Madi’s first point first. Approaching the matter from a long held personal principle, I will state that a “right to protest” does not necessarily mean strike action that would seriously impinge on other people’s rights and well being.
I grew up in a school in Nairobi that is famous for its discipline (Starehe School which Gambia’s own current Chief Justice did visit as Attorney General in the 1980s). The lawlessness and disorder that characterises Kenyan schools was and still is anathema at Starehe. Ten years after Starehe, I was a teacher in a London school when the staff decided to strike against Mrs. Thatcher – with the children’s education as the “collateral damage”. I pleaded with my colleagues, in vain, that we should take it in shifts to protest every evening infront of Parliament or 10 Downing Street but to no avail. The strike went ahead, I ignored it for the whole week and came to teach – and got thrown out of the National Union of Teachers! That was 30 years ago. To my mind, today’s striking Gambian doctors would have more sympathy from the general public if they protested and demonstrated about their grievances without impacting the well-being of their patients through a working hours strike.

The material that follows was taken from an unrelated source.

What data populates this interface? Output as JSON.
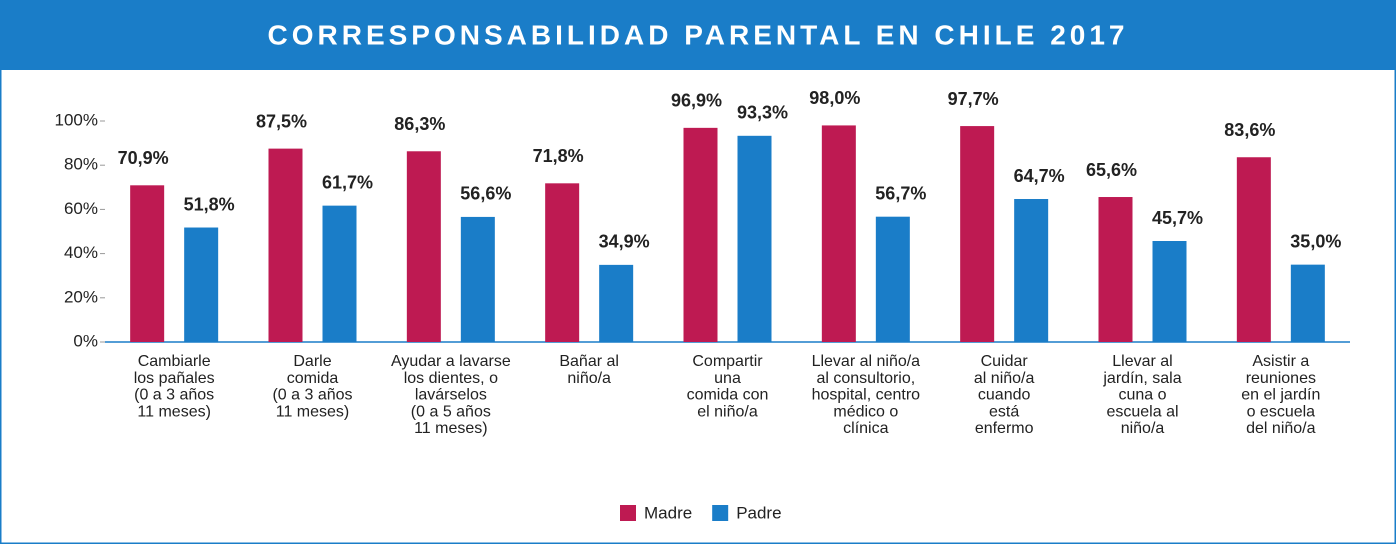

A “protest” may indeed be a constitutional right as Madi states, but strikes are forbidden in critical services where the lives of fellow citizens is put at risk (I understand that death rates at Gambian hospitals have spiked as a result of the current strike).
UK soldiers and police officer have no right to strike – and I am sure Madi would not suggest that Gambian soldiers and police officers have a “constitutional right to strike”.
Here in UK junior doctors went on strike in 2016 and a debate ensued whether or not a law should be passed to ensure that doctors never strike – no action has been taken yet.
Similarly, the London Fire Brigade went on strike a few years ago – and one dreads to think what would happen if another Grenfell Tower fire happened during a strike. I would argue that the military, the police, doctors and fire service should have no right to strike at all during their working hours – though I see no problem with protests and demonstrations that do not interfere with service to the community in anyway.
Madi’s second point can be taken shortly. Firstly, it was infact the Minister’s statement expressing, in rather unfortunate terms, the government’s determination to deal with the problems in the health sector that caused the doctors resentment and the ensuing strike.
So it is not true for Madi to say that the problems would not have been addressed without the doctors’ strike.
Secondly, a prolonging of this strike is more likely to make things worse in the health sector if relationships between the young doctors and the hospitals’ management (and the Health Ministry) break down.
There is also the possibility that every little disagreement in the health sector will henceforth be dealt with through a strike – similar to the one that the doctors are engaged in now. One could also wonder whether doctors would continue to be committed to what would become hostile hospital environments – or will we lose doctors that have been trained for many years at enormous cost to the country?
In my humble view, the doctors’ professional calling requires a non-striking environment in which doctors are well respected, listened to carefully – and highly paid.